The overall demand for silver in India has fallen due to repeated lockdowns by government and steep increase in prices. India, which is the largest consumer of silver products including silver jewellery and silverware, is a very diverse and traditional market. Indian rural areas and economically weaker sections buy the bulk of the silver for gifting and for adornment. With near non-existent demand, jewellery and silverware shops have incurred losses or have been shut. The June silver imports fell 70% year over year to 240t.
The Silver prices have touched an eight-year high in the domestic market. The year to date silver prices is up 36% and roughly 80% higher against the March 2020 lows. Local prices have increased more than Rs.62,000/kg and are now just 16% away from their record in Indian Rupee terms. The price of 1 gram silver as of today is Rs 65.

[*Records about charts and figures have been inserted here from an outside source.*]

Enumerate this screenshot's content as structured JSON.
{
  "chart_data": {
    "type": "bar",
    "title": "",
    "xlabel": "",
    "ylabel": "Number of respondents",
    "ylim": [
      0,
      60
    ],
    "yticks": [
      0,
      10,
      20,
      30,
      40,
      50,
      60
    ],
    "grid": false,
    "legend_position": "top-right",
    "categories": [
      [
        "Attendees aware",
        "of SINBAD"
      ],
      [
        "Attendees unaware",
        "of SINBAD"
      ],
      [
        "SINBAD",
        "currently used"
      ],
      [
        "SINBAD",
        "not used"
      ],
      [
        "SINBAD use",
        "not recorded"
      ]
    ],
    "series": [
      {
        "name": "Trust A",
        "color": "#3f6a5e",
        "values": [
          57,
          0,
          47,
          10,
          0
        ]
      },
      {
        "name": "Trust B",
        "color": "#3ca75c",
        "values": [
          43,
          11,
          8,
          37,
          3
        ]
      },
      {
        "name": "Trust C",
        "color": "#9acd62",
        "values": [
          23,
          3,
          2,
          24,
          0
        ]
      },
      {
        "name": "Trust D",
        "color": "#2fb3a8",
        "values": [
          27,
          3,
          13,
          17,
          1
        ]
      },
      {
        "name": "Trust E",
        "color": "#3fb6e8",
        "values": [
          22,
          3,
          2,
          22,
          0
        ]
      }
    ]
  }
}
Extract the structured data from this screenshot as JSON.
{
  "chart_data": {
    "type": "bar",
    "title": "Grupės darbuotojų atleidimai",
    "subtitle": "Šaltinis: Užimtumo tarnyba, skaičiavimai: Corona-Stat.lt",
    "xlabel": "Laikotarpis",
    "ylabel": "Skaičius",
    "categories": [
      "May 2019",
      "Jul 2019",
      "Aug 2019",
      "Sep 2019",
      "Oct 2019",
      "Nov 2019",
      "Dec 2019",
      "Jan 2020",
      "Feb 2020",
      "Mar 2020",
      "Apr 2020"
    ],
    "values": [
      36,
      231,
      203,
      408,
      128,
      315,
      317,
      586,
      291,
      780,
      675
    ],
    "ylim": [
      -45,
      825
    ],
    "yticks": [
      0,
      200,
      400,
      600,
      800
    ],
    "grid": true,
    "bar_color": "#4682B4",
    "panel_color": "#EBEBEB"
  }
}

Indian Industrial demand has also suffered as factories were shut and infrastructure activity stalled. While the government remains confused the industries are in guessing game over lockdown. Even where some level of economic activity is allowed, the industrial units have to operate at limited capacity due to restrictions, such as social distancing norms, and a lack of manpower. With low prices during March and April, there was an uptick in the industrial demand, notably in silver bars and coins. Here again, the government’s confusion in lockdown policy created logistical problems which made it difficult for bullion dealers to fulfil obligations with retail clients resulting in a build-up of products held by these traders.
Silver demand could see an increase due to the upcoming festive and wedding season. However, the government and the increased prices could play the spoilsport. The July monsoon is showing a deficit of 10%, the driest in 5 years as per the Indian Meteorological Department. India could see a repeat of 2010-11 when the silver price surged to record levels, the Indian retail sales were down and the manufacturers reduced purity levels to offset retail price increases.
Lack of labour due to reverse migration and opportunities in rural employment during sowing season has resulted in higher labour charges. As per the industry data company Metals Focus, some medium-sized retailers have already seen labour charges increase by 10-20%.
However, the investment demand is likely to benefit from the price rise. As per Metals Focus report “by comparison, investment demand is likely to benefit from the price rise. Our discussion with bullion dealers, in key consuming regions, has revealed strong investor demand. While this interest is likely to remain high as we approach the 2011 highs (in rupee terms), there is a significant risk of profit-taking by those investors who were unable to liquidate during the 2011 price crash.”
There could be a silver lining in the Indian Industrial demand for silver since it is usually price inelastic in the short term. But there is a lack of demand due to the Modi government’s inability to control the Pandemic and resultant lockdowns. As per Metals Focus ” In particular, our discussions with industrial fabricators point to a sharp drop in electrical and electronics demand and also in the “other industrial” segment, which includes jari, plating and varak.